Let's take a look at how the BP neural network is implemented inside the matlab toolbox

Table of contents

3. Analysis of the source of effect difference

4. Comparison of the effects of different training methods

Original article, reprint please indicate that it is from " Old Cake Explanation-BP Neural Network " bp.bbbdata.com

If we directly use the gradient descent method to solve the BP neural network,

Often not as good as the matlab toolbox.

This problem has troubled me for a long time,

Then we might as well dig out the source code to see how the matlab toolbox implements the BP neural network.

Why our self-written training effect is not as good as the toolbox BP neural network.

1. Source code reproduction effect

Pull out the source code of the matlab toolbox gradient descent traind algorithm, and sort out the algorithm process,

The weight of a 2 hidden layer BP neural network obtained by self-written code

The weight obtained by calling the toolbox newff:

It can be seen that the two results are the same, indicating that the BP neural network training logic of the toolbox is fully understood and reproduced.

2. The main process of training

The main process of BP neural network gradient descent method is as follows

First initialize the weight threshold,

Then iteratively thresholds the weights with the gradient,

Exit training if termination condition is reached

The termination condition is: the error has reached the requirement, the gradient is too small or the maximum number of times is reached

code show as below:

function [W,B] = traingdBPNet(X,y,hnn,goal,maxStep)
%------变量预计算与参数设置-----------
lr        = 0.01;            % 学习率  
min_grad  = 1.0e-5;          % 最小梯度

%---------初始化WB-------------------
[W,B] = initWB(X,y,hnn);  % 初始化W,B

%---------开始训练--------------------
for t = 1:maxStep
    % 计算当前梯度
    [py,layerVal] = predictBpNet(W,B,X);         % 计算网络的预测值
    [E2,E]        = calMSE(y,py);              % 计算误差
    [gW,gB]       = calGrad(W,layerVal,E);    % 计算梯度
    
    %-------检查是否达到退出条件----------
    gradLen = calGradLen(gW,gB);              % 计算梯度值
    % 如果误差已达要求，或梯度过小,则退出训练
    if E2 < goal   || gradLen <=min_grad
        break;                 
    end
    
    %----更新权重阈值-----
    for i = 1:size(W,2)-1
        W{i,i+1} = W{i,i+1} + lr * gW{i,i+1};%更新梯度
        B{i+1} = B{i+1} + lr * gB{i+1};%更新阈值
    end
end
end

(The code here reproduces the common operations of the two algorithms, which are normalization processing and generalization verification)

3. Analysis of the source of effect difference

Source of Performance Difference

The main process is not different from the regular algorithm tutorial,

So why is the result of matlab better,

The reason is mainly in the initialization,

Many tutorials suggest random initialization,

In fact, the matlab toolbox uses the nguyen_Widrow method for initialization

nguyen_Widrow method

The nguyen_Widrow method initialization idea is as follows:

Taking a single-input network as an example, it will initialize the network to the following form:

Its purpose is to make each hidden node evenly distributed in the range of input data.

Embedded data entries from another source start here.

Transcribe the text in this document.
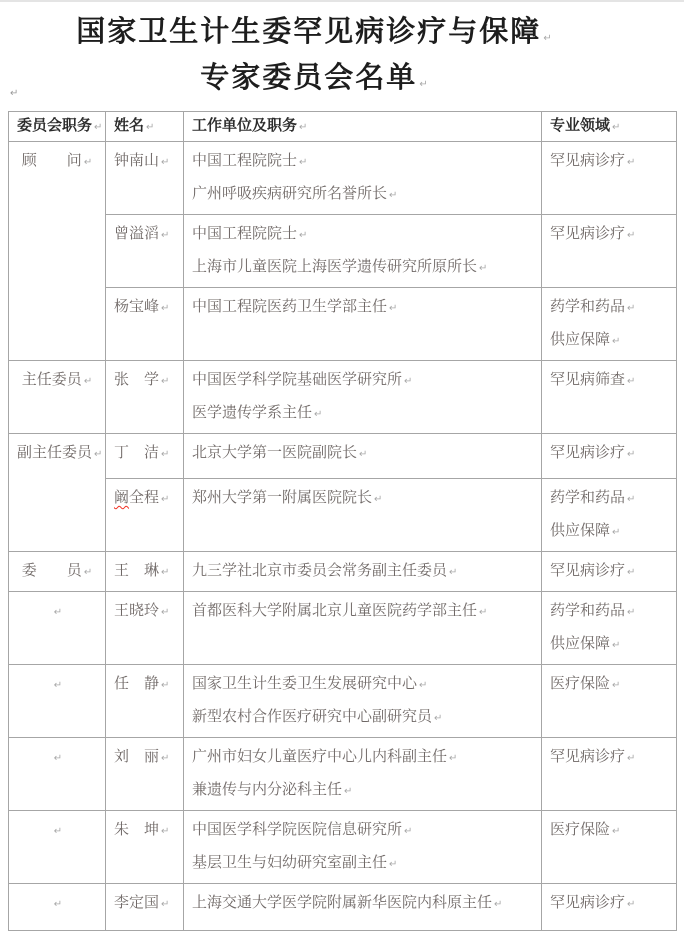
国家卫生计生委罕见病诊疗与保障 ↵
专家委员会名单 ↵
↵
委员会职务 ↵	姓名 ↵	工作单位及职务 ↵	专业领域 ↵
顾　　问 ↵	钟南山 ↵	中国工程院院士 ↵
广州呼吸疾病研究所名誉所长 ↵	罕见病诊疗 ↵

	曾溢滔 ↵	中国工程院院士 ↵
上海市儿童医院上海医学遗传研究所原所长 ↵	罕见病诊疗 ↵

	杨宝峰 ↵	中国工程院医药卫生学部主任 ↵	药学和药品 ↵
供应保障 ↵

主任委员 ↵	张　学 ↵	中国医学科学院基础医学研究所 ↵
医学遗传学系主任 ↵	罕见病筛查 ↵

副主任委员 ↵	丁　洁 ↵	北京大学第一医院副院长 ↵	罕见病诊疗 ↵

	阚全程 ↵	郑州大学第一附属医院院长 ↵	药学和药品 ↵
供应保障 ↵

委　　员 ↵	王　琳 ↵	九三学社北京市委员会常务副主任委员 ↵	罕见病诊疗 ↵

↵	王晓玲 ↵	首都医科大学附属北京儿童医院药学部主任 ↵	药学和药品 ↵
供应保障 ↵

↵	任　静 ↵	国家卫生计生委卫生发展研究中心 ↵
新型农村合作医疗研究中心副研究员 ↵	医疗保险 ↵

↵	刘　丽 ↵	广州市妇女儿童医疗中心儿内科副主任 ↵
兼遗传与内分泌科主任 ↵	罕见病诊疗 ↵

↵	朱　坤 ↵	中国医学科学院医院信息研究所 ↵
基层卫生与妇幼研究室副主任 ↵	医疗保险 ↵

↵	李定国 ↵	上海交通大学医学院附属新华医院内科原主任 ↵	罕见病诊疗 ↵
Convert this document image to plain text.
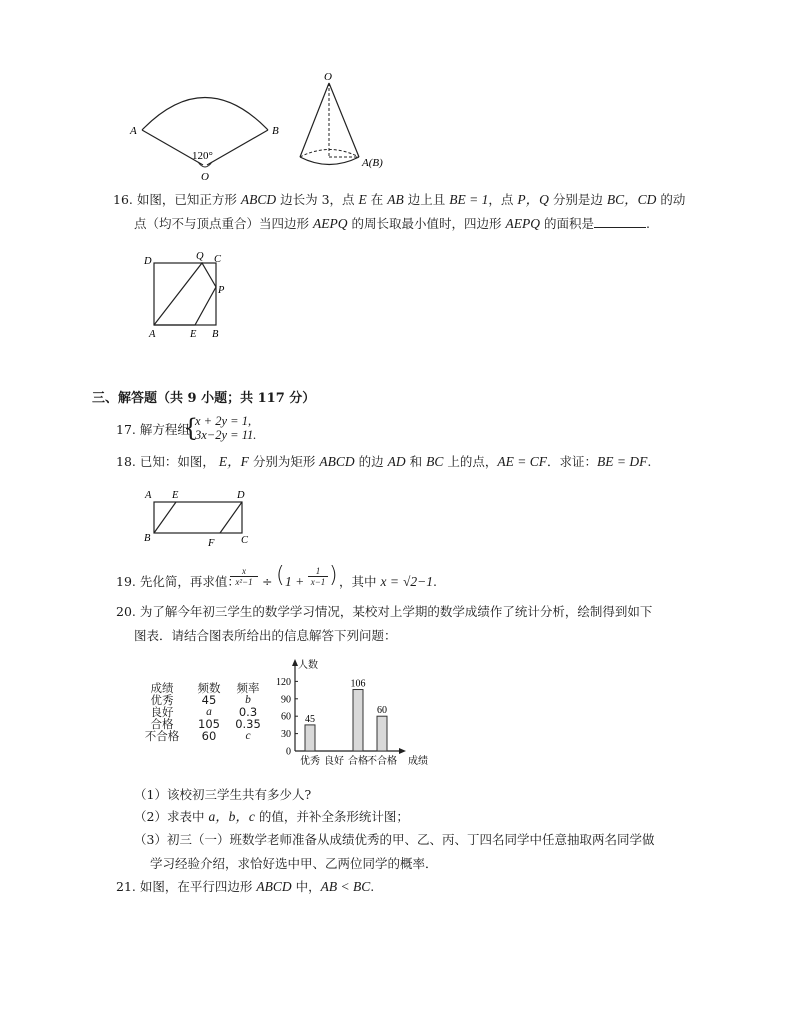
A	B
120°
O
O
A(B)
16. 如图，已知正方形 ABCD 边长为 3，点 E 在 AB 边上且 BE = 1，点 P，Q 分别是边 BC，CD 的动
点（均不与顶点重合）当四边形 AEPQ 的周长取最小值时，四边形 AEPQ 的面积是	.
D	Q C
P
A	E B
三、解答题（共 9 小题；共 117 分）
17. 解方程组
{
x + 2y = 1,
3x−2y = 11.
18. 已知：如图， E，F 分别为矩形 ABCD 的边 AD 和 BC 上的点，AE = CF．求证：BE = DF.
A E	D
B	F	C
19. 先化简，再求值：
$\frac{x}{\text{x²−1}}$ ÷ ( $1 + \frac{1}{x-1}$ ) ，其中 x = √2−1.
20. 为了解今年初三学生的数学学习情况，某校对上学期的数学成绩作了统计分析，绘制得到如下
图表．请结合图表所给出的信息解答下列问题：
成绩	频数	频率
优秀	45	b
良好	a	0.3
合格	105	0.35
不合格	60	c
人数
成绩
0
30
60
90
120
45
106
60
优秀 良好 合格 不合格
（1）该校初三学生共有多少人?
（2）求表中 a，b，c 的值，并补全条形统计图；
（3）初三（一）班数学老师准备从成绩优秀的甲、乙、丙、丁四名同学中任意抽取两名同学做
学习经验介绍，求恰好选中甲、乙两位同学的概率．
21. 如图，在平行四边形 ABCD 中，AB < BC.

The reason is that if every neuron in the BP neural network is fully utilized at the end,

Then it should be more similar to the above distribution (full coverage of the input range, full use of each neuron),

Instead of random initialization and then slowly adjusting, it is better to give such an initialization from the beginning.

The original text of the method is:

Derrick Nguyen 和Bernard Widrow的《Improving the learning Speed of 2-Layer Neural Networks by Choosing Initial Values of the Adaptive Weights 》

Fourth, the difference in the effect of different training methods

Effect comparison

And the author used traind, trainda, and trainlm to compare the effects.

found the same problem,

If traind cannot be trained, trainda can be trained.

And if trainda can't train it, trainlm can train it again.

that is, in terms of training effect

traind < trainda < trainlm

Then, if we directly use the self-written gradient descent algorithm,

It is still not as good as we use the matlab toolbox.

The BP neural network of matlab uses the trainlm algorithm by default

Reason brief

So why is trainda better than traind, and why is trainlm better than trainda?

After picking up the source code analysis, it is mainly because the adaptive learning rate has been added to traingda.

The trainlm uses the information of the second derivative to make the learning speed faster.

5. Related Articles

See the complete code to reproduce:

"Rewriting traind code (gradient descent method)"

See the initialization method:

"BP Neural Network Initialization"

This is the algorithm logic of the gradient descent method in the matlab neural network toolbox, so simple~!